Sarkozy tells Russia to end 'threats' against Georgia

7th October 2011, Comments 0 comments

Visiting French President Nicolas Sarkozy told thousands of cheering Georgians on Friday that Russia must stop making "threats" and intimidating its neighbour after their brief 2008 war.

"France sees Russia as its friend, as a strategic partner. But to restore confidence, threats, intimidation, threats and attempts to destabilise (the situation) are fully unacceptable," Sarkozy said in a speech on Tbilisi's Freedom Square.

Sarkozy -- who brokered the peace deal to end the five-day war -- stressed on his first return to Tbilisi in three years that he was committed to "the sovereignty, independence and territorial integrity" of Georgia.

Georgia accuses Russia of violating the agreement by not pulling its troops back to pre-war positions and "occupying" the rebel provinces of Abkhazia and South Ossetia, which Moscow recognised as independent states after the 2008 conflict.

Sarkozy said Russia must pull its troops from those territories, in line with Moscow's "word and honour."

"Against all strategic logic and contrary to undertaken commitments, significant military forces are still stationed and were reinforced at your door, on the other side of the dividing lines," he said.

The strong comments are sure to irritate Russia, which says its troops in the area were invited by new sovereign states that wanted help policing their borders.

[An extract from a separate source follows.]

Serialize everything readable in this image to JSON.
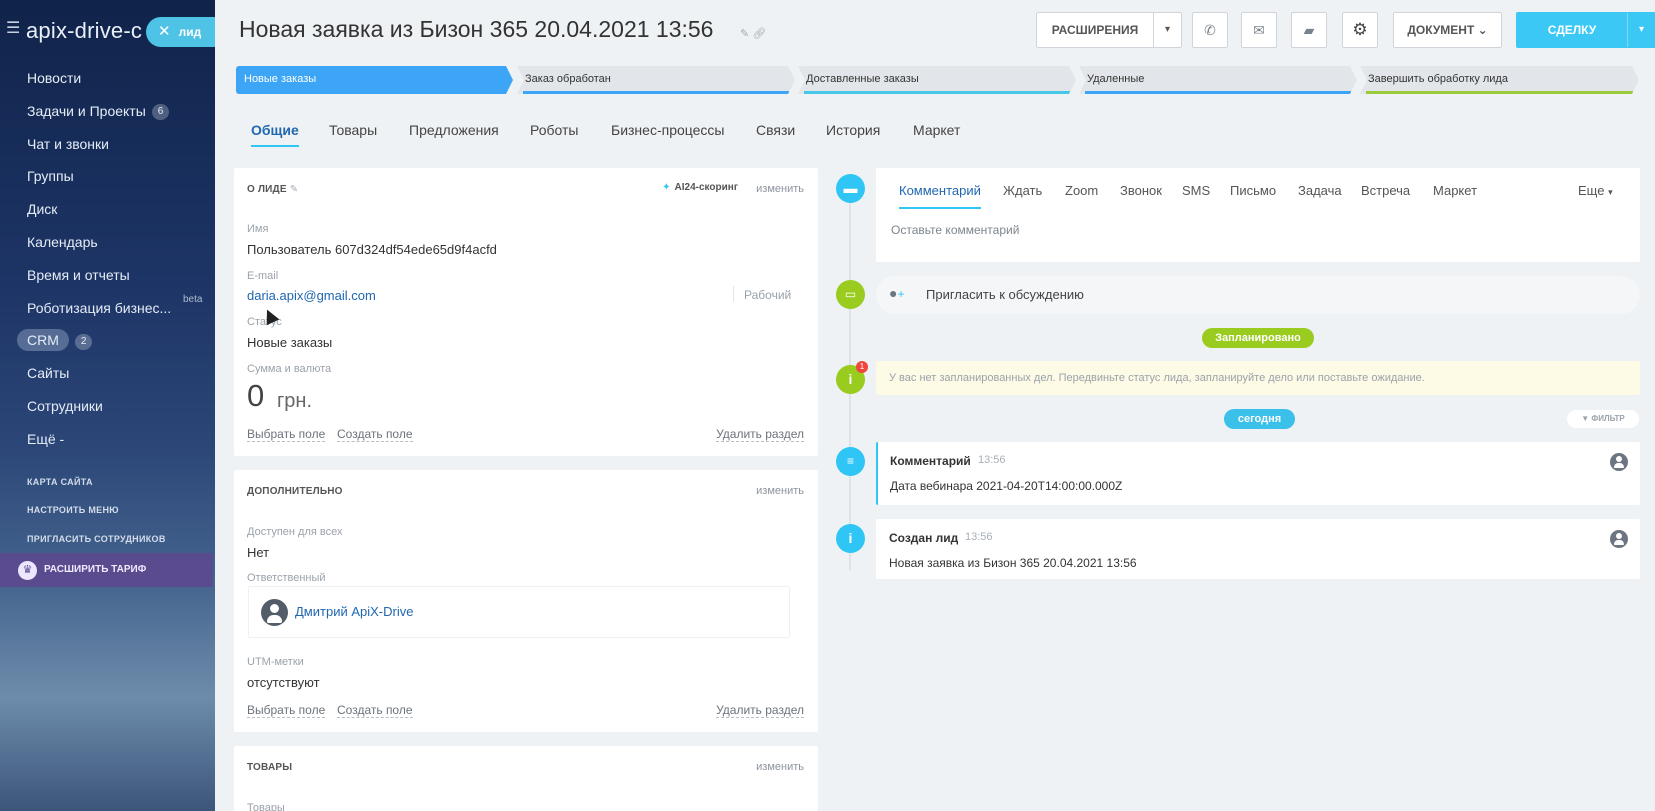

But in firm remarks that echoed the two sides' recent split over action in Libya and Syria, Sarkozy noted that Russia must stop the Soviet-era practice of bossing sovereign territories that once answered to Moscow.

"Everyone must admit that the Soviet Union does not exist anymore and that policy of spheres of influence is not intended to succeed it," said Sarkozy.

"Everyone must admit that Georgia, like any other country, has the right to define its path and to freely choose its friends and its alliances. It must be free to express its aspiration to join NATO, if its people wish."